Though Baker's work is a fascinating read, at times he demonstrates a naïve faith in the accessibility of information, a sort of informational fantasy, if you will. He asks, "why not both? Why can't we have the benefits of the new and extravagantly expensive digital copy and keep the beauty and convenience and historical testimony of the original books resting on the shelves?" (p. 67). His almost Proustian reverence of "things past" is quite in keeping with his earlier paper fetishist exploits. This is a book written by the man who once lamented the disappearance of the library-card catalogue (see his 1994 essay on the destruction of library catalogues called "Discards"; Nicholson, 1997).

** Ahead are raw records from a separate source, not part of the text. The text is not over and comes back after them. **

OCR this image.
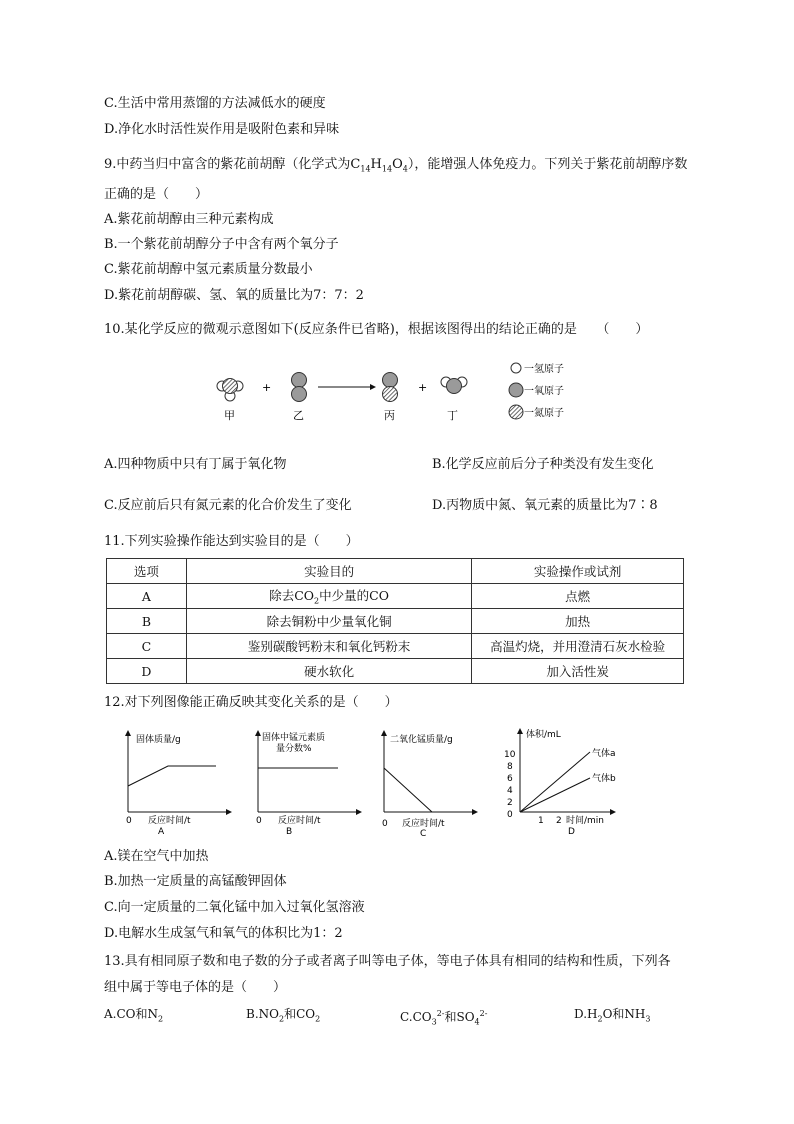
C.生活中常用蒸馏的方法减低水的硬度
D.净化水时活性炭作用是吸附色素和异味
9.中药当归中富含的紫花前胡醇（化学式为$C_{14}H_{14}O_4$），能增强人体免疫力。下列关于紫花前胡醇序数
正确的是（　　）
A.紫花前胡醇由三种元素构成
B.一个紫花前胡醇分子中含有两个氧分子
C.紫花前胡醇中氢元素质量分数最小
D.紫花前胡醇碳、氢、氧的质量比为7：7：2
10.某化学反应的微观示意图如下(反应条件已省略)，根据该图得出的结论正确的是　　（　　）
甲
+
乙	丙
+
丁
一氢原子
一氧原子
一氮原子
A.四种物质中只有丁属于氧化物	B.化学反应前后分子种类没有发生变化
C.反应前后只有氮元素的化合价发生了变化	D.丙物质中氮、氧元素的质量比为7∶8
11.下列实验操作能达到实验目的是（　　）
选项	实验目的	实验操作或试剂
A	除去$CO_2$中少量的CO	点燃
B	除去铜粉中少量氧化铜	加热
C	鉴别碳酸钙粉末和氧化钙粉末	高温灼烧，并用澄清石灰水检验
D	硬水软化	加入活性炭
12.对下列图像能正确反映其变化关系的是（　　）
固体质量/g
0 反应时间/t
A
固体中锰元素质
量分数%
0 反应时间/t
B
二氧化锰质量/g
0 反应时间/t
C
体积/mL
10
8
6
4
2
0
气体a
气体b
1 2 时间/min
D
A.镁在空气中加热
B.加热一定质量的高锰酸钾固体
C.向一定质量的二氧化锰中加入过氧化氢溶液
D.电解水生成氢气和氧气的体积比为1：2
13.具有相同原子数和电子数的分子或者离子叫等电子体，等电子体具有相同的结构和性质，下列各
组中属于等电子体的是（　　）
A.CO和$N_2$	$B.NO_2$和$CO_2$	$C.CO_3^{2-}$和$SO_4^{2-}$	$D.H_2O$和$NH_3$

For Baker, then, all books are artifacts and should be museumified as such (pp. 224-226). It is this idea of the intrinsic value of the original object that butts head to head with information age enthusiasts who tout the electronic dissemination of texts as a necessary transformation of the library institution. This is perhaps the crux of the matter, and Baker has his work cut out for him now that the microfilm ideologues have been supplanted by equally suspect digital gurus. Patricia Battin, for example, now submits that her role is to ensure that the Columbia University library provides "access not storage" (p. 252), but Baker laments that this doesn't mean "physical access." Fundamentally, then, he is interested in books in their pure tactile state. He is a book lover. The dissemination of information does not concern him, because it is faulty, hard to read, riddled with aporias, and part of a complex web of techno-tyranny that he distrusts.

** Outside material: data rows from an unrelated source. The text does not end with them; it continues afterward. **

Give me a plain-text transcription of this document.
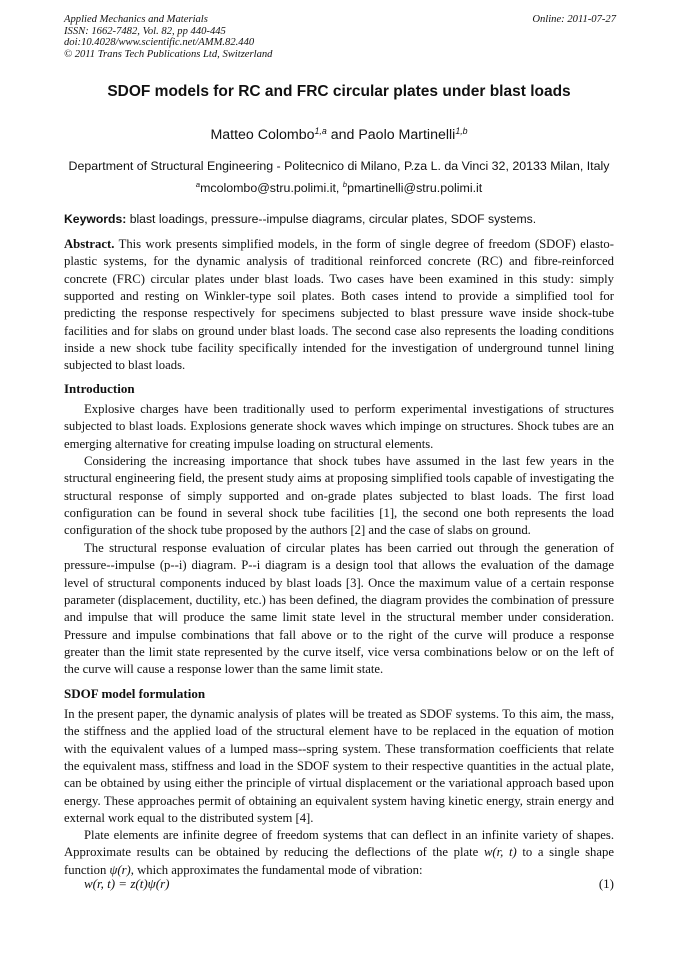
Applied Mechanics and Materials
ISSN: 1662-7482, Vol. 82, pp 440-445
doi:10.4028/www.scientific.net/AMM.82.440
© 2011 Trans Tech Publications Ltd, Switzerland
Online: 2011-07-27
SDOF models for RC and FRC circular plates under blast loads
Matteo Colombo$^{1,a}$ and Paolo Martinelli$^{1,b}$
Department of Structural Engineering - Politecnico di Milano, P.za L. da Vinci 32, 20133 Milan, Italy
$^a$mcolombo@stru.polimi.it, $^b$pmartinelli@stru.polimi.it
Keywords: blast loadings, pressure--impulse diagrams, circular plates, SDOF systems.

Abstract. This work presents simplified models, in the form of single degree of freedom (SDOF) elasto-plastic systems, for the dynamic analysis of traditional reinforced concrete (RC) and fibre-reinforced concrete (FRC) circular plates under blast loads. Two cases have been examined in this study: simply supported and resting on Winkler-type soil plates. Both cases intend to provide a simplified tool for predicting the response respectively for specimens subjected to blast pressure wave inside shock-tube facilities and for slabs on ground under blast loads. The second case also represents the loading conditions inside a new shock tube facility specifically intended for the investigation of underground tunnel lining subjected to blast loads.

Introduction

Explosive charges have been traditionally used to perform experimental investigations of structures subjected to blast loads. Explosions generate shock waves which impinge on structures. Shock tubes are an emerging alternative for creating impulse loading on structural elements.

Considering the increasing importance that shock tubes have assumed in the last few years in the structural engineering field, the present study aims at proposing simplified tools capable of investigating the structural response of simply supported and on-grade plates subjected to blast loads. The first load configuration can be found in several shock tube facilities [1], the second one both represents the load configuration of the shock tube proposed by the authors [2] and the case of slabs on ground.

The structural response evaluation of circular plates has been carried out through the generation of pressure--impulse (p--i) diagram. P--i diagram is a design tool that allows the evaluation of the damage level of structural components induced by blast loads [3]. Once the maximum value of a certain response parameter (displacement, ductility, etc.) has been defined, the diagram provides the combination of pressure and impulse that will produce the same limit state level in the structural member under consideration. Pressure and impulse combinations that fall above or to the right of the curve will produce a response greater than the limit state represented by the curve itself, vice versa combinations below or on the left of the curve will cause a response lower than the same limit state.

SDOF model formulation

In the present paper, the dynamic analysis of plates will be treated as SDOF systems. To this aim, the mass, the stiffness and the applied load of the structural element have to be replaced in the equation of motion with the equivalent values of a lumped mass--spring system. These transformation coefficients that relate the equivalent mass, stiffness and load in the SDOF system to their respective quantities in the actual plate, can be obtained by using either the principle of virtual displacement or the variational approach based upon energy. These approaches permit of obtaining an equivalent system having kinetic energy, strain energy and external work equal to the distributed system [4].

Plate elements are infinite degree of freedom systems that can deflect in an infinite variety of shapes. Approximate results can be obtained by reducing the deflections of the plate w(r, t) to a single shape function ψ(r), which approximates the fundamental mode of vibration:

w(r, t) = z(t)ψ(r)	(1)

Baker proclaims at the end of his book that if the Library of Congress is not willing to lease a building near Washington, and provide physical access to all print materials on site, then "Congress should designate and fund another archive to do the job" (p. 270). Meanwhile, libraries today should begin to save current newspapers in bound form in order to avoid this problem for future generations. Further, Baker concludes that "the National Endowment for the Humanities should either abolish the U.S. Newspaper Program and the Brittle Books program entirely or require as a condition of funding that 1) all microfilming and digital scanning should be non-destructive and 2) all originals be saved afterwards" (pp. 259-260).

These are noble suggestions on the part of a man who is fighting to keep a finger on our past. In his words, there is no other way of exploring history that will "enclose you so completely in one time-stratum universe of miscellaneous possibility" (p. 225). Saving the original, then, means in some sense keeping the text "alive," along with the multiplicity of meanings that one traverses while reading. With Baker at the helm, we can be sure that our books will not die a digital "death."


Baker, Nicholson. (1997). The size of thoughts: Essays and other lumber. New York: Random House.